Hükümet’in bu hukuk tanımaz tavrı,  Meclis’ te kaos ve gerginlik yaratmaktadır. Kimse, muhalefetten bu hukuka aykırılığı kabul etmesini beklemesin.

CTP’nin, bütün bu yaşanan hukuksuzluklardan sonra, hiçbir şey olmamış gibi  tepkisiz kalmaması ve Meclis çalışmalarına katılmaması haklı bir tepkidir.

CTP’nin meclis çatısı altında kalıp, mücadele etmesi gerekmektedir. Meclis’ te halkın aleyhine geçirilebilecek yasaların ve kararların engellenmesi ancak bu şekilde olacaktır.

Tabiki, ayni anda, diğer muhalif  partiler, sivil toplum örgütleri ve sendikalar ile de dayanışma artırılarak, Hükümet’in bu hukuka aykırı tutumu için protesto gösterileri yapılmalıdır. Toplumsal Muhalefet, hem Meclis’ te hemde sokakta artarak devam etmelidir.

Hükümet’ in, Meclis’i itibarsızlaştırmasına fırsat verilmemelidir. Anayasa, Hukukun üstünlüğü ve demokrasiyi ihlal ederek ülkeyi yönetmek mümkün değildir. Demokrasi güçleri, erken seçim yapılması için, güçlerini birleştirmelidir.

Kendi içinde disiplin ve uyumu olmayan ve  meclis başkanlığı seçiminde hukuksuzluk yapan bu Hükümet’in, halka vereceği bir hizmet kalmamıştır.

Hükümet yetkililerden beklentimiz, Meclis başkanlığı konusunda, geçersiz oyları dikkate alarak, yeni baştan başkanlık seçimi yapması ve hatadan geri dönmesidir.Bu konu, hukuk ve demokrasi çerçevesinde çözüldükten sonra, Hükümet, muhalefetle uzlaşarak, en uygun tarihte erken seçime gitmelidir.

Aksi halde, ülkede kaos ve gerginlik git gide artacak ve Hükümet, ülkenin ve halkın sorunlarına odaklanamayıp, çözümler üretemeyecektir. Bunun acısını da, kaliteli hizmet alamayan ve sorunları çözülmeyen  halk ve iş dünyası çekecektir.

Ülkenin esas sorunlarının başında hayat pahalılığı ve geçim derdi gelmektedir. Hükümet, enflasyonla mücadelede sınıfta kalmıştır.
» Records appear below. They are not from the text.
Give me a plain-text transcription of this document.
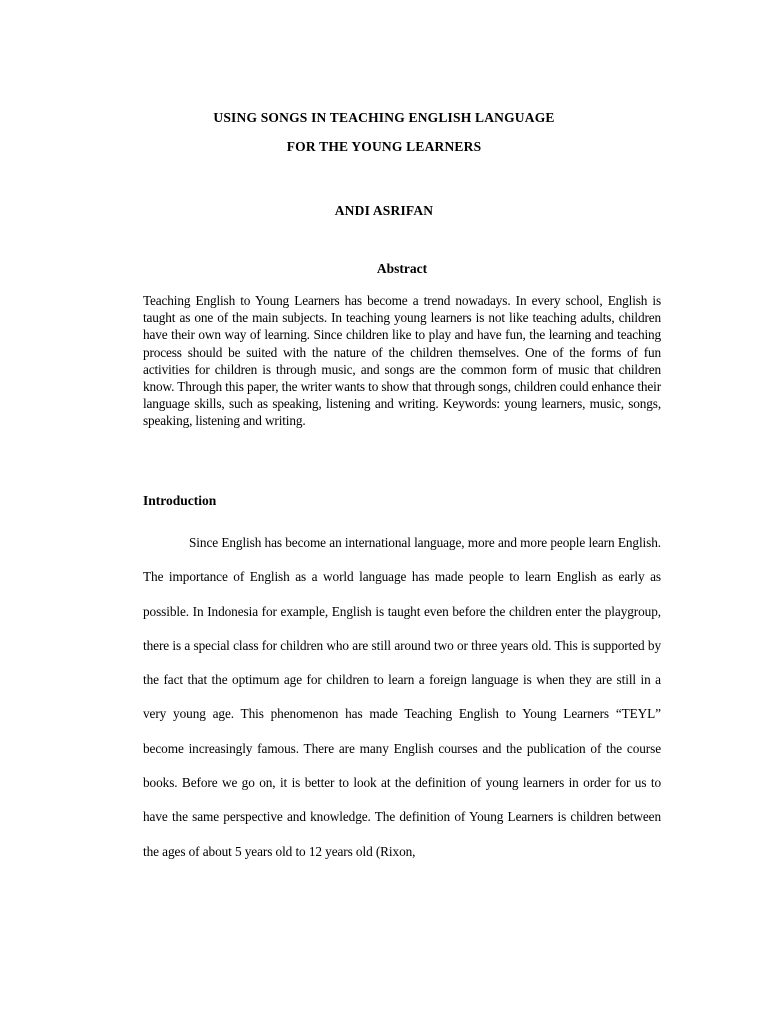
USING SONGS IN TEACHING ENGLISH LANGUAGE
FOR THE YOUNG LEARNERS

ANDI ASRIFAN

Abstract

Teaching English to Young Learners has become a trend nowadays. In every school, English is taught as one of the main subjects. In teaching young learners is not like teaching adults, children have their own way of learning. Since children like to play and have fun, the learning and teaching process should be suited with the nature of the children themselves. One of the forms of fun activities for children is through music, and songs are the common form of music that children know. Through this paper, the writer wants to show that through songs, children could enhance their language skills, such as speaking, listening and writing. Keywords: young learners, music, songs, speaking, listening and writing.

Introduction

Since English has become an international language, more and more people learn English. The importance of English as a world language has made people to learn English as early as possible. In Indonesia for example, English is taught even before the children enter the playgroup, there is a special class for children who are still around two or three years old. This is supported by the fact that the optimum age for children to learn a foreign language is when they are still in a very young age. This phenomenon has made Teaching English to Young Learners “TEYL” become increasingly famous. There are many English courses and the publication of the course books. Before we go on, it is better to look at the definition of young learners in order for us to have the same perspective and knowledge. The definition of Young Learners is children between the ages of about 5 years old to 12 years old (Rixon,
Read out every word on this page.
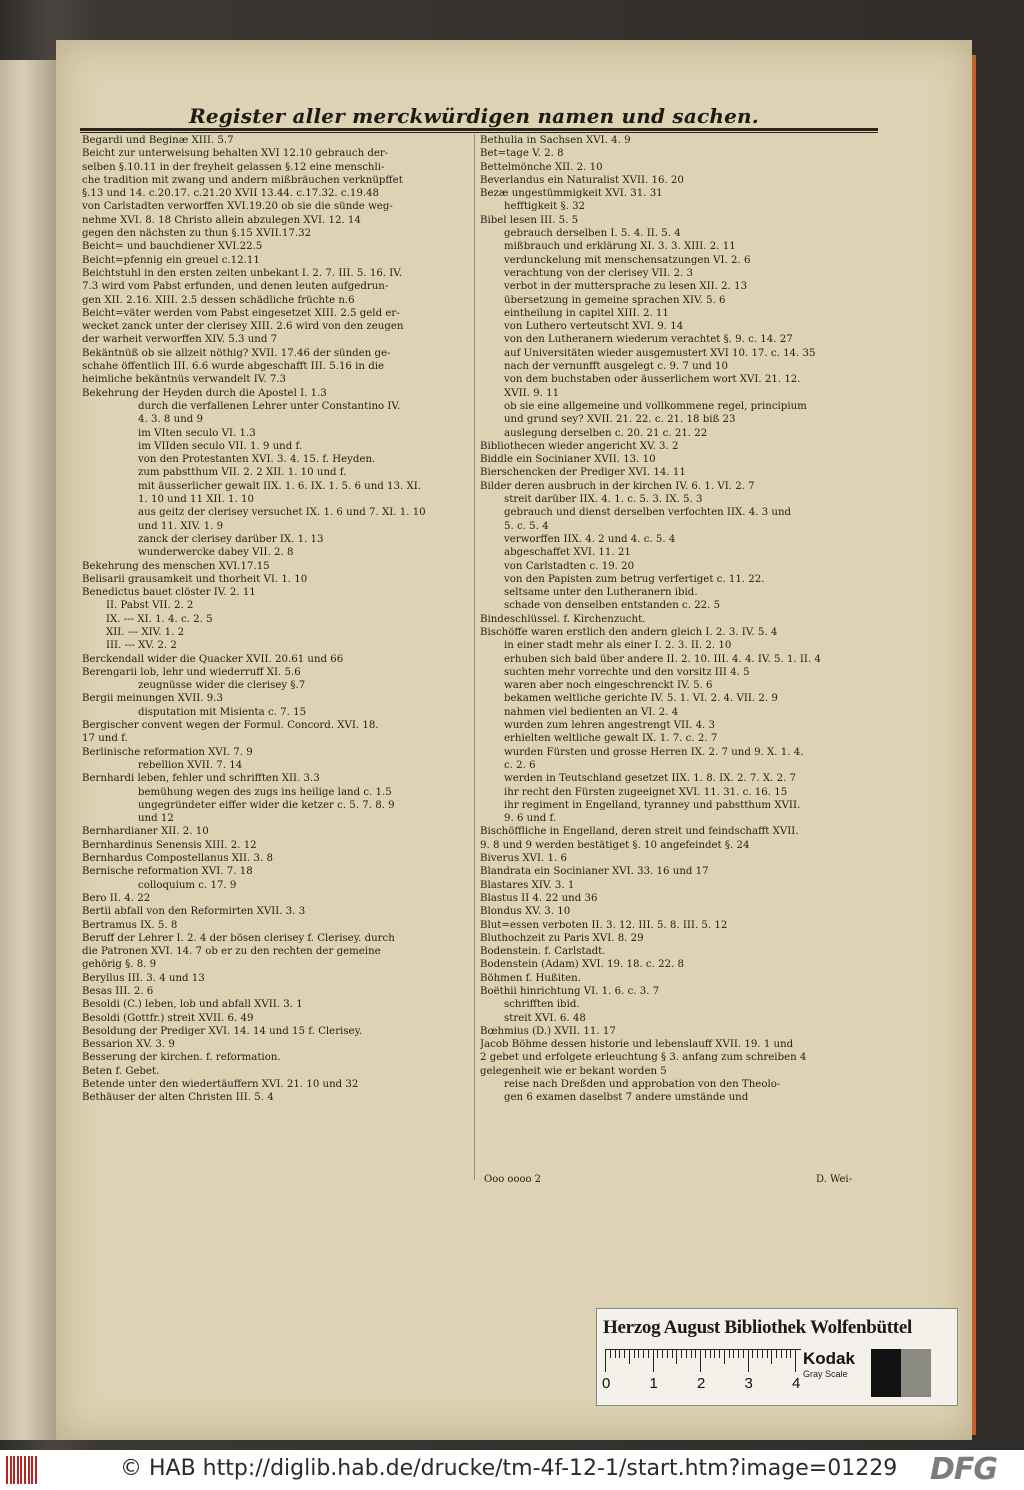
Register aller merckwürdigen namen und sachen.
Begardi und Beginæ XIII. 5.7
Beicht zur unterweisung behalten XVI 12.10 gebrauch der-
selben §.10.11 in der freyheit gelassen §.12 eine menschli-
che tradition mit zwang und andern mißbräuchen verknüpffet
§.13 und 14. c.20.17. c.21.20 XVII 13.44. c.17.32. c.19.48
von Carlstadten verworffen XVI.19.20 ob sie die sünde weg-
nehme XVI. 8. 18 Christo allein abzulegen XVI. 12. 14
gegen den nächsten zu thun §.15 XVII.17.32
Beicht= und bauchdiener XVI.22.5
Beicht=pfennig ein greuel c.12.11
Beichtstuhl in den ersten zeiten unbekant I. 2. 7. III. 5. 16. IV.
7.3 wird vom Pabst erfunden, und denen leuten aufgedrun-
gen XII. 2.16. XIII. 2.5 dessen schädliche früchte n.6
Beicht=väter werden vom Pabst eingesetzet XIII. 2.5 geld er-
wecket zanck unter der clerisey XIII. 2.6 wird von den zeugen
der warheit verworffen XIV. 5.3 und 7
Bekäntnüß ob sie allzeit nöthig? XVII. 17.46 der sünden ge-
schahe öffentlich III. 6.6 wurde abgeschafft III. 5.16 in die
heimliche bekäntnüs verwandelt IV. 7.3
Bekehrung der Heyden durch die Apostel I. 1.3
durch die verfallenen Lehrer unter Constantino IV.
4. 3. 8 und 9
im VIten seculo VI. 1.3
im VIIden seculo VII. 1. 9 und f.
von den Protestanten XVI. 3. 4. 15. f. Heyden.
zum pabstthum VII. 2. 2 XII. 1. 10 und f.
mit äusserlicher gewalt IIX. 1. 6. IX. 1. 5. 6 und 13. XI.
1. 10 und 11 XII. 1. 10
aus geitz der clerisey versuchet IX. 1. 6 und 7. XI. 1. 10
und 11. XIV. 1. 9
zanck der clerisey darüber IX. 1. 13
wunderwercke dabey VII. 2. 8
Bekehrung des menschen XVI.17.15
Belisarii grausamkeit und thorheit VI. 1. 10
Benedictus bauet clöster IV. 2. 11
II. Pabst VII. 2. 2
IX. --- XI. 1. 4. c. 2. 5
XII. --- XIV. 1. 2
III. --- XV. 2. 2
Berckendall wider die Quacker XVII. 20.61 und 66
Berengarii lob, lehr und wiederruff XI. 5.6
zeugnüsse wider die clerisey §.7
Bergii meinungen XVII. 9.3
disputation mit Misienta c. 7. 15
Bergischer convent wegen der Formul. Concord. XVI. 18.
17 und f.
Berlinische reformation XVI. 7. 9
rebellion XVII. 7. 14
Bernhardi leben, fehler und schrifften XII. 3.3
bemühung wegen des zugs ins heilige land c. 1.5
ungegründeter eiffer wider die ketzer c. 5. 7. 8. 9
und 12
Bernhardianer XII. 2. 10
Bernhardinus Senensis XIII. 2. 12
Bernhardus Compostellanus XII. 3. 8
Bernische reformation XVI. 7. 18
colloquium c. 17. 9
Bero II. 4. 22
Bertii abfall von den Reformirten XVII. 3. 3
Bertramus IX. 5. 8
Beruff der Lehrer I. 2. 4 der bösen clerisey f. Clerisey. durch
die Patronen XVI. 14. 7 ob er zu den rechten der gemeine
gehörig §. 8. 9
Beryllus III. 3. 4 und 13
Besas III. 2. 6
Besoldi (C.) leben, lob und abfall XVII. 3. 1
Besoldi (Gottfr.) streit XVII. 6. 49
Besoldung der Prediger XVI. 14. 14 und 15 f. Clerisey.
Bessarion XV. 3. 9
Besserung der kirchen. f. reformation.
Beten f. Gebet.
Betende unter den wiedertäuffern XVI. 21. 10 und 32
Bethäuser der alten Christen III. 5. 4
Bethulia in Sachsen XVI. 4. 9
Bet=tage V. 2. 8
Bettelmönche XII. 2. 10
Beverlandus ein Naturalist XVII. 16. 20
Bezæ ungestümmigkeit XVI. 31. 31
hefftigkeit §. 32
Bibel lesen III. 5. 5
gebrauch derselben I. 5. 4. II. 5. 4
mißbrauch und erklärung XI. 3. 3. XIII. 2. 11
verdunckelung mit menschensatzungen VI. 2. 6
verachtung von der clerisey VII. 2. 3
verbot in der muttersprache zu lesen XII. 2. 13
übersetzung in gemeine sprachen XIV. 5. 6
eintheilung in capitel XIII. 2. 11
von Luthero verteutscht XVI. 9. 14
von den Lutheranern wiederum verachtet §. 9. c. 14. 27
auf Universitäten wieder ausgemustert XVI 10. 17. c. 14. 35
nach der vernunfft ausgelegt c. 9. 7 und 10
von dem buchstaben oder äusserlichem wort XVI. 21. 12.
XVII. 9. 11
ob sie eine allgemeine und vollkommene regel, principium
und grund sey? XVII. 21. 22. c. 21. 18 biß 23
auslegung derselben c. 20. 21 c. 21. 22
Bibliothecen wieder angericht XV. 3. 2
Biddle ein Socinianer XVII. 13. 10
Bierschencken der Prediger XVI. 14. 11
Bilder deren ausbruch in der kirchen IV. 6. 1. VI. 2. 7
streit darüber IIX. 4. 1. c. 5. 3. IX. 5. 3
gebrauch und dienst derselben verfochten IIX. 4. 3 und
5. c. 5. 4
verworffen IIX. 4. 2 und 4. c. 5. 4
abgeschaffet XVI. 11. 21
von Carlstadten c. 19. 20
von den Papisten zum betrug verfertiget c. 11. 22.
seltsame unter den Lutheranern ibid.
schade von denselben entstanden c. 22. 5
Bindeschlüssel. f. Kirchenzucht.
Bischöffe waren erstlich den andern gleich I. 2. 3. IV. 5. 4
in einer stadt mehr als einer I. 2. 3. II. 2. 10
erhuben sich bald über andere II. 2. 10. III. 4. 4. IV. 5. 1. II. 4
suchten mehr vorrechte und den vorsitz III 4. 5
waren aber noch eingeschrenckt IV. 5. 6
bekamen weltliche gerichte IV. 5. 1. VI. 2. 4. VII. 2. 9
nahmen viel bedienten an VI. 2. 4
wurden zum lehren angestrengt VII. 4. 3
erhielten weltliche gewalt IX. 1. 7. c. 2. 7
wurden Fürsten und grosse Herren IX. 2. 7 und 9. X. 1. 4.
c. 2. 6
werden in Teutschland gesetzet IIX. 1. 8. IX. 2. 7. X. 2. 7
ihr recht den Fürsten zugeeignet XVI. 11. 31. c. 16. 15
ihr regiment in Engelland, tyranney und pabstthum XVII.
9. 6 und f.
Bischöffliche in Engelland, deren streit und feindschafft XVII.
9. 8 und 9 werden bestätiget §. 10 angefeindet §. 24
Biverus XVI. 1. 6
Blandrata ein Socinianer XVI. 33. 16 und 17
Blastares XIV. 3. 1
Blastus II 4. 22 und 36
Blondus XV. 3. 10
Blut=essen verboten II. 3. 12. III. 5. 8. III. 5. 12
Bluthochzeit zu Paris XVI. 8. 29
Bodenstein. f. Carlstadt.
Bodenstein (Adam) XVI. 19. 18. c. 22. 8
Böhmen f. Hußiten.
Boëthii hinrichtung VI. 1. 6. c. 3. 7
schrifften ibid.
streit XVI. 6. 48
Bœhmius (D.) XVII. 11. 17
Jacob Böhme dessen historie und lebenslauff XVII. 19. 1 und
2 gebet und erfolgete erleuchtung § 3. anfang zum schreiben 4
gelegenheit wie er bekant worden 5
reise nach Dreßden und approbation von den Theolo-
gen 6 examen daselbst 7 andere umstände und
Ooo oooo 2	D. Wei-
Herzog August Bibliothek Wolfenbüttel
0	1	2	3	4
Kodak
Gray Scale
© HAB http://diglib.hab.de/drucke/tm-4f-12-1/start.htm?image=01229 DFG
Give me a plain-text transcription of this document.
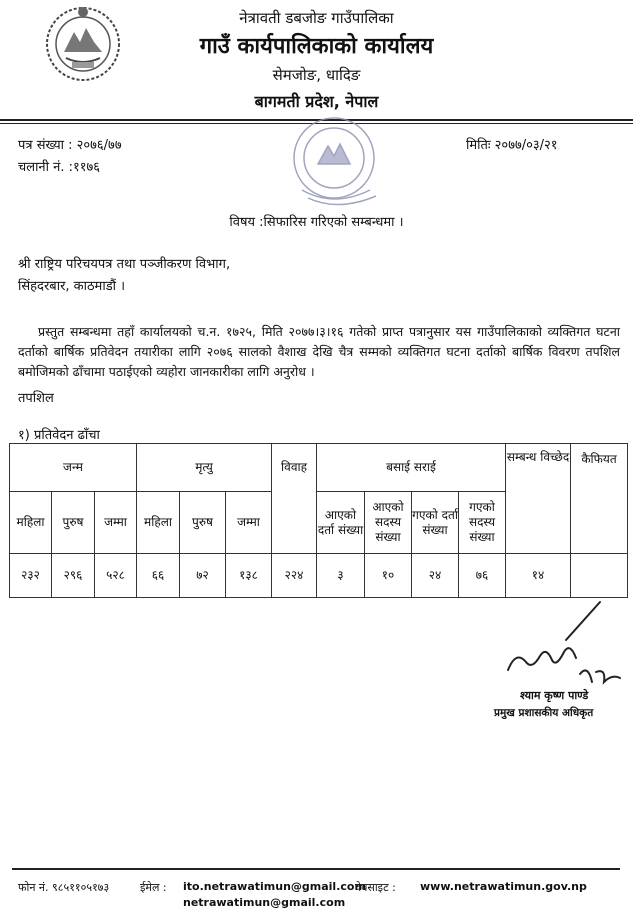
नेत्रावती डबजोङ गाउँपालिका
गाउँ कार्यपालिकाको कार्यालय
सेमजोङ, धादिङ
बागमती प्रदेश, नेपाल
पत्र संख्या : २०७६/७७
चलानी नं. :११७६
मितिः २०७७/०३/२१
विषय :सिफारिस गरिएको सम्बन्धमा ।
श्री राष्ट्रिय परिचयपत्र तथा पञ्जीकरण विभाग,
सिंहदरबार, काठमाडौं ।
प्रस्तुत सम्बन्धमा तहाँ कार्यालयको च.न. १७२५, मिति २०७७।३।१६ गतेको प्राप्त पत्रानुसार यस गाउँपालिकाको व्यक्तिगत घटना दर्ताको बार्षिक प्रतिवेदन तयारीका लागि २०७६ सालको वैशाख देखि चैत्र सम्मको व्यक्तिगत घटना दर्ताको बार्षिक विवरण तपशिल बमोजिमको ढाँचामा पठाईएको व्यहोरा जानकारीका लागि अनुरोध ।
तपशिल
१) प्रतिवेदन ढाँचा
जन्म			मृत्यु			विवाह	बसाई सराई				सम्बन्ध विच्छेद	कैफियत
महिला	पुरुष	जम्मा	महिला	पुरुष	जम्मा		आएको दर्ता संख्या	आएको सदस्य संख्या	गएको दर्ता संख्या	गएको सदस्य संख्या		
२३२	२९६	५२८	६६	७२	१३८	२२४	३	१०	२४	७६	१४	
श्याम कृष्ण पाण्डे
प्रमुख प्रशासकीय अधिकृत
फोन नं. ९८५११०५१७३	ईमेल : ito.netrawatimun@gmail.com
वेबसाइट : www.netrawatimun.gov.np
netrawatimun@gmail.com
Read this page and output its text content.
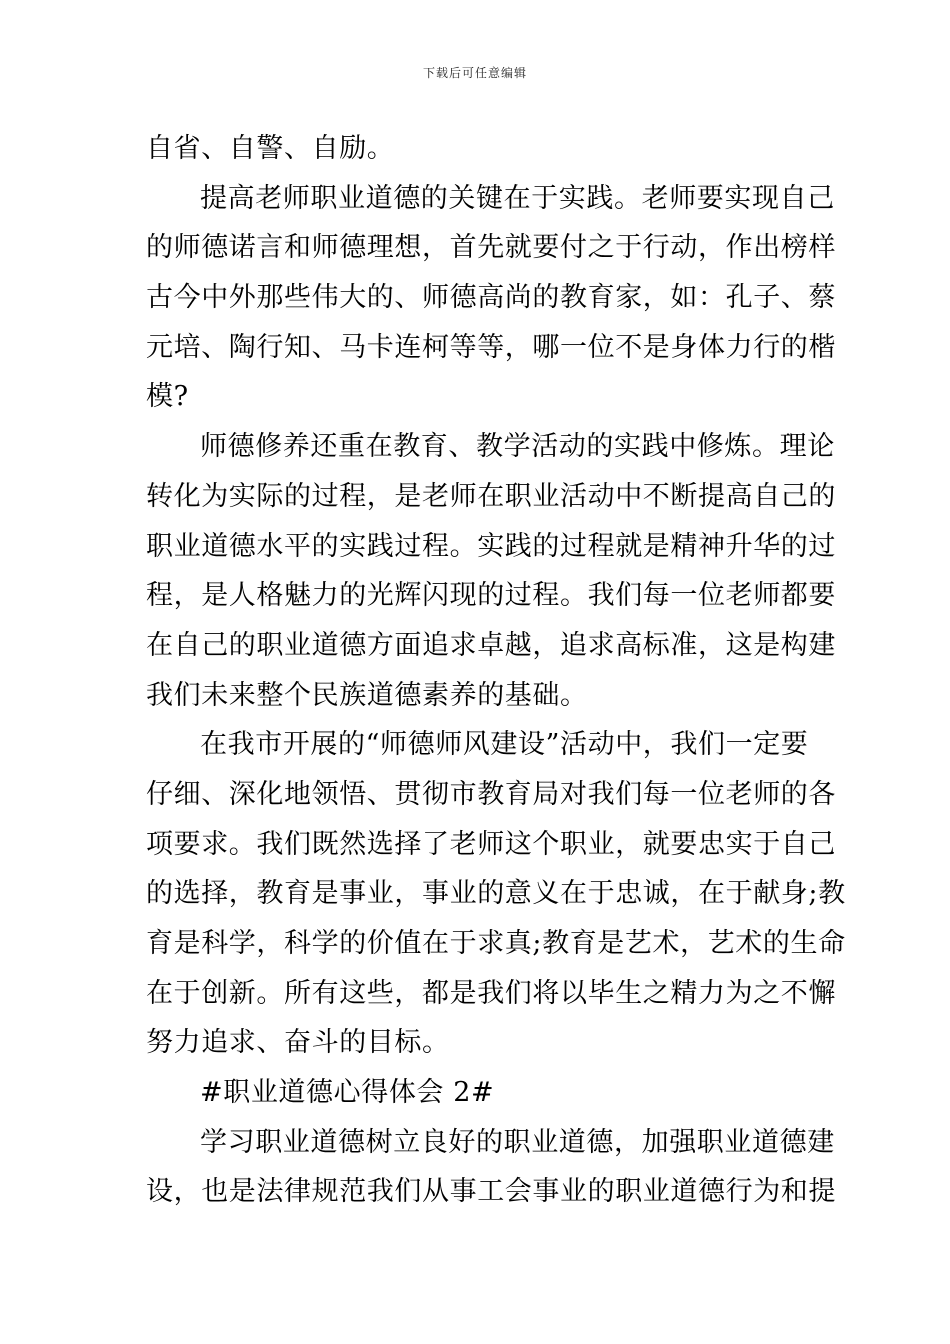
下载后可任意编辑
自省、自警、自励。
提高老师职业道德的关键在于实践。老师要实现自己
的师德诺言和师德理想，首先就要付之于行动，作出榜样
古今中外那些伟大的、师德高尚的教育家，如：孔子、蔡
元培、陶行知、马卡连柯等等，哪一位不是身体力行的楷
模?
师德修养还重在教育、教学活动的实践中修炼。理论
转化为实际的过程，是老师在职业活动中不断提高自己的
职业道德水平的实践过程。实践的过程就是精神升华的过
程，是人格魅力的光辉闪现的过程。我们每一位老师都要
在自己的职业道德方面追求卓越，追求高标准，这是构建
我们未来整个民族道德素养的基础。
在我市开展的“师德师风建设”活动中，我们一定要
仔细、深化地领悟、贯彻市教育局对我们每一位老师的各
项要求。我们既然选择了老师这个职业，就要忠实于自己
的选择，教育是事业，事业的意义在于忠诚，在于献身;教
育是科学，科学的价值在于求真;教育是艺术，艺术的生命
在于创新。所有这些，都是我们将以毕生之精力为之不懈
努力追求、奋斗的目标。
#职业道德心得体会 2#
学习职业道德树立良好的职业道德，加强职业道德建
设，也是法律规范我们从事工会事业的职业道德行为和提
Hal böyle iken, 2025’de hayat pahalılığının, 3 kez yerine 2 kez ödeneceği ve hayat pahalılığı hesaplama yöntemi konusunda bir değişikliğe gidileceğinin Maliye Bakanı tarafından açıklanması, akıllara, çalışanlara, emeklilere ve asgari ücretlilere daha düşük maaş artışı verilmesinin planlandığını getirmektedir.

Tabiki, bu duruma emekçiler ve sendikaları mutlaka itiraz edecektir. Bu konuda ısrar edilmesi halinde, önümüzdeki günlerde ülkeyi eylemler ve grevler beklemektedir. Bunun siyasi faturasını da, hiç şüphesiz Hükümet ödeyecektir."